Not so with the Apostle Paul. He tells us clearly what he left behind. In Philippians 3, he writes, If anyone else has reason to be confident in the flesh, I have more: circumcised on the eighth day, a member of the people of Israel, of the tribe of Benjamin, a Hebrew born of Hebrews; as to the law, a Pharisee; as to zeal, a persecutor of the church; as to righteousness under the law, blameless (vv.4-6). He had pedigree. He had external conformity to the law. He had a bright future ahead of him as a leader of a major religious group. Perhaps he would have become a famous rabbi.
And he gave it all up. And what did he receive in return? In terms of his earthly experience, he tells us. Are they ministers of Christ?
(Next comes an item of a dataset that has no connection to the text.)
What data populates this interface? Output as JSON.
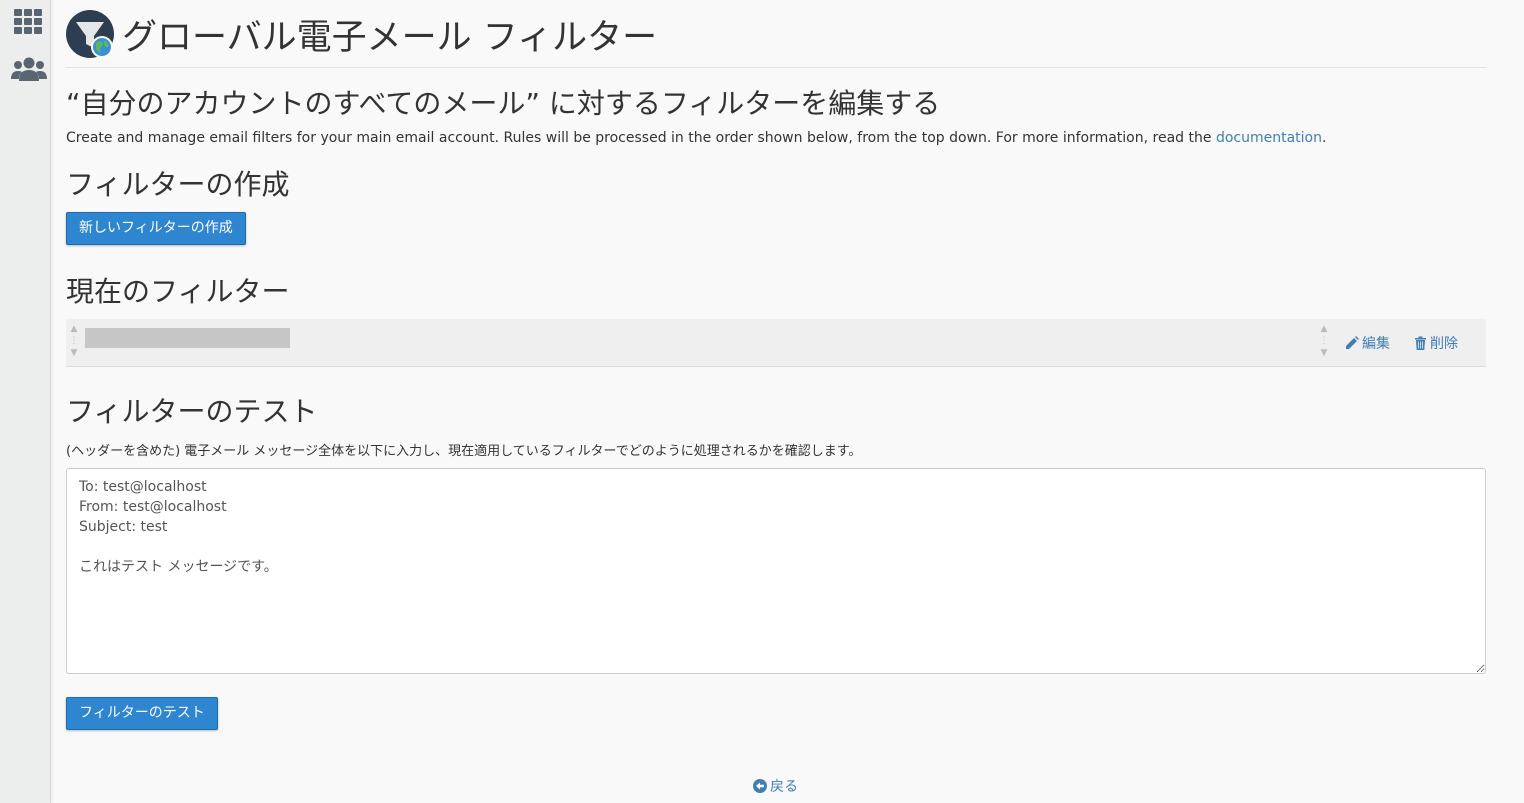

I am talking like a madman - I am a better one: with far greater labors, for more imprisonments, with countless floggings, and often near death. Five times I have received from the Jews the forty lashes minus one. Three times I was beaten with rods. Once I received a stoning. Three times I was shipwrecked; for a night and a day I was adrift at sea; on frequent journeys, in danger from rivers, danger from bandits, danger from my own people, danger from Gentiles, danger in the city, danger in the wilderness, danger at sea, danger from false brothers and sisters; in toil and hardship, through many a sleepless night, hungry and thirsty, often without food, cold and naked. And, besides other things, I am under daily pressure because of my anxiety for all the churches (2 Corinthians 11:23-28).
To us, it looks like Paul got a bad deal. Who of us would make that exchange? But that is not Paul’s assessment. Yet whatever gains I had, these I have come to regard as loss because of Christ. More than that, I regard everything as loss because of the surpassing value of knowing Christ Jesus my Lord. For his sake I have suffered the loss of all things, and I regard them as rubbish, in order that I may gain Christ and be found in him, not having a righteousness of my own that comes from the law, but one that comes through faith in Christ, the righteousness from God based on faith. I want to know Christ and the power of his resurrection and the sharing of his sufferings by becoming like him in his death, if somehow I might attain the resurrection from the dead (Philippians 3:7-11).
Saints, we are not Paul. But each of us has had and will have losses for following Christ. The question for you and me is, “Is it worth it?” Paul would say yes but will we?